If there is one hard certainty to be salvaged from the latest wave of Brexit froth, it is that the British government is still more preoccupied negotiating with itself than the EU.
Downing Street was quick to knock down weekend reports that it had made up its mind how much money it was prepared to pay the EU when Britain leaves. But the seemingly well-sourced Sunday Telegraph figure of £36bn was endorsed by Brexit-watchers with impeccable Whitehall contacts and was far from convincingly dismissed when journalists pressed further in Monday’s lobby briefing.
Instead it appears that the briefings and counter-briefings follow the pattern of that other summer squall over how long Britain wishes to remain in a transition phase. In both cases, politicians and civil servants in the UK are debating among themselves as a prelude to more meaningful talks with Brussels this autumn.
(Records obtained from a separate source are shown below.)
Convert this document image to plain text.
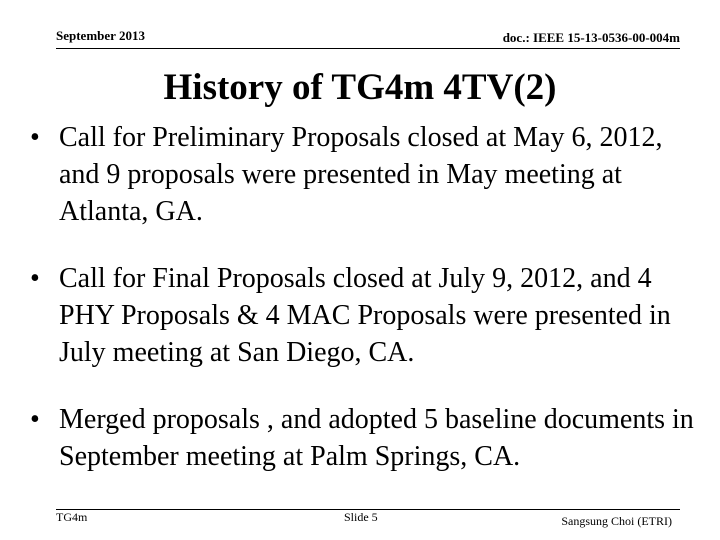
September 2013	doc.: IEEE 15-13-0536-00-004m
History of TG4m 4TV(2)
• Call for Preliminary Proposals closed at May 6, 2012, and 9 proposals were presented in May meeting at Atlanta, GA.
• Call for Final Proposals closed at July 9, 2012, and 4 PHY Proposals & 4 MAC Proposals were presented in July meeting at San Diego, CA.
• Merged proposals , and adopted 5 baseline documents in September meeting at Palm Springs, CA.
TG4m	Slide 5	Sangsung Choi (ETRI)
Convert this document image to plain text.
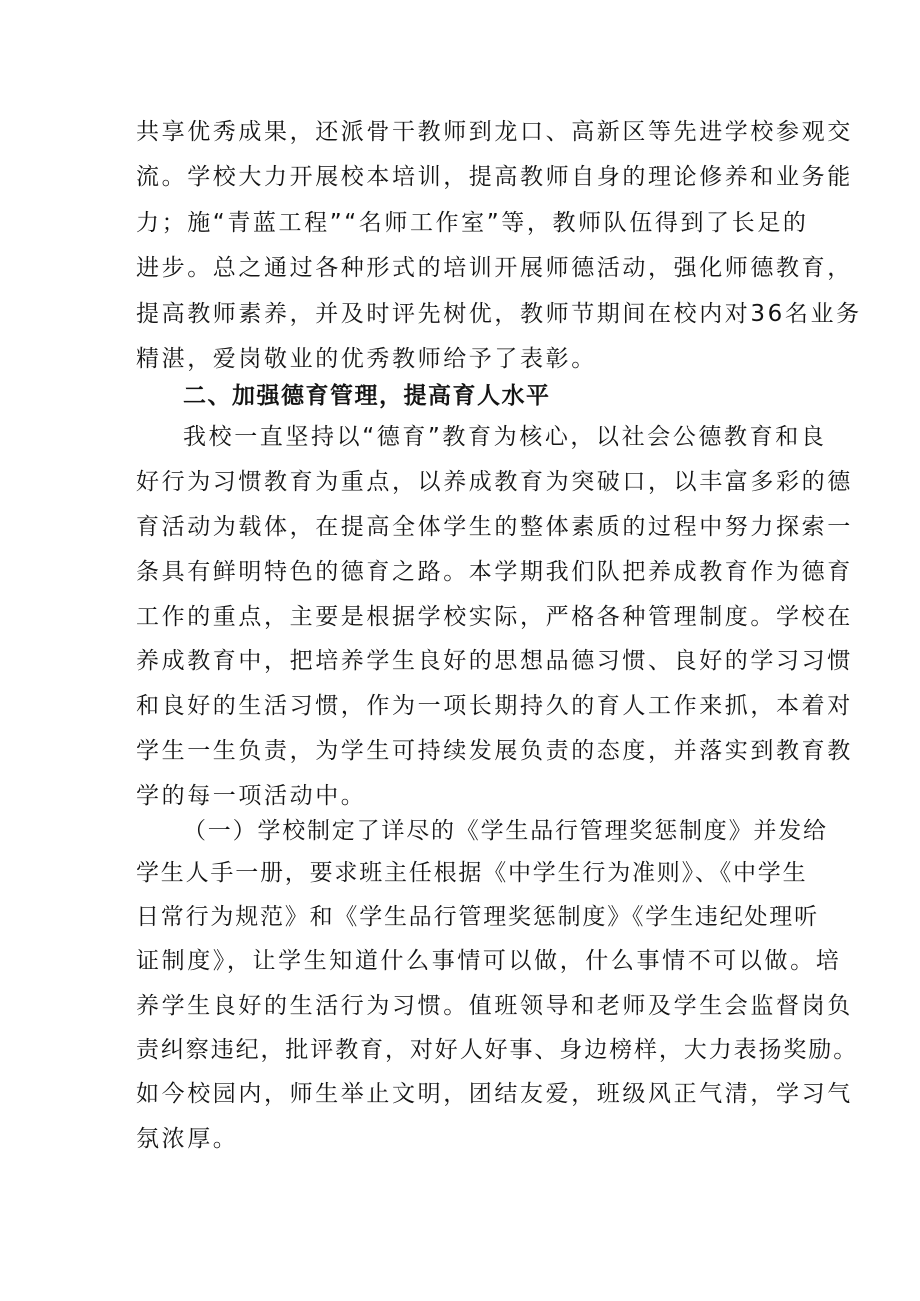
共享优秀成果，还派骨干教师到龙口、高新区等先进学校参观交
流。学校大力开展校本培训，提高教师自身的理论修养和业务能
力；施“青蓝工程”“名师工作室”等，教师队伍得到了长足的
进步。总之通过各种形式的培训开展师德活动，强化师德教育，
提高教师素养，并及时评先树优，教师节期间在校内对36名业务
精湛，爱岗敬业的优秀教师给予了表彰。
二、加强德育管理，提高育人水平
我校一直坚持以“德育”教育为核心，以社会公德教育和良
好行为习惯教育为重点，以养成教育为突破口，以丰富多彩的德
育活动为载体，在提高全体学生的整体素质的过程中努力探索一
条具有鲜明特色的德育之路。本学期我们队把养成教育作为德育
工作的重点，主要是根据学校实际，严格各种管理制度。学校在
养成教育中，把培养学生良好的思想品德习惯、良好的学习习惯
和良好的生活习惯，作为一项长期持久的育人工作来抓，本着对
学生一生负责，为学生可持续发展负责的态度，并落实到教育教
学的每一项活动中。
（一）学校制定了详尽的《学生品行管理奖惩制度》并发给
学生人手一册，要求班主任根据《中学生行为准则》、《中学生
日常行为规范》和《学生品行管理奖惩制度》《学生违纪处理听
证制度》，让学生知道什么事情可以做，什么事情不可以做。培
养学生良好的生活行为习惯。值班领导和老师及学生会监督岗负
责纠察违纪，批评教育，对好人好事、身边榜样，大力表扬奖励。
如今校园内，师生举止文明，团结友爱，班级风正气清，学习气
氛浓厚。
A series of position papers due next week will hopefully flush their differences out into the open and start to commit the country to a less jelly-like negotiating stance. Either way, until the details of a unified British offer on money or transition are tested against what EU negotiators are actually prepared to accept, it is wise to take all the furious spray in Westminster with a pinch of salt.
Nonetheless, there is another similarity between the back and forth over the divorce bill and the Westminster row over transition. In both cases, Britain increasingly looks like it wants to play for time to soften the political and economic impact of Brexit back home.
The longer it can agree a transition that looks a lot like EU membership, the more time there is for businesses to adjust to life outside the single market and customs union. Crucially, however, it could also take the political sting out of having to write a large cheque to those dreaded Brussels bureaucrats.
A transition phase of three years, such as that proposed by the chancellor, Philip Hammond, would take Britain comfortably through to the end of the current EU budget cycle in 2019-20. The bulk of the up to €100bn (£90m) currently demanded as a financial settlement relates to unfunded commitments known as reste à liquider (RAL). If meeting these obligations can be disguised as part of the transition arrangements rather than an exit bill, then compromise may be possible.
For this reason, the transition talks will be critical. The EU negotiator Michel Barnier currently has no mandate from member states to discuss post-Brexit arrangements until progress is made on the exit arrangements. Britain does not want to cede ground until it can be sure a business-friendly trade deal is in sight, or at least cushioned by a transition phase.
Yet those familiar with the thinking of the Brexit secretary, David Davis, say he expects to bridge the impasse by agreeing progress on both fronts simultaneously. Britain may only be negotiating with itself for now, but there are hints of how it eventually hopes to persuade Brussels to go along with the plan too.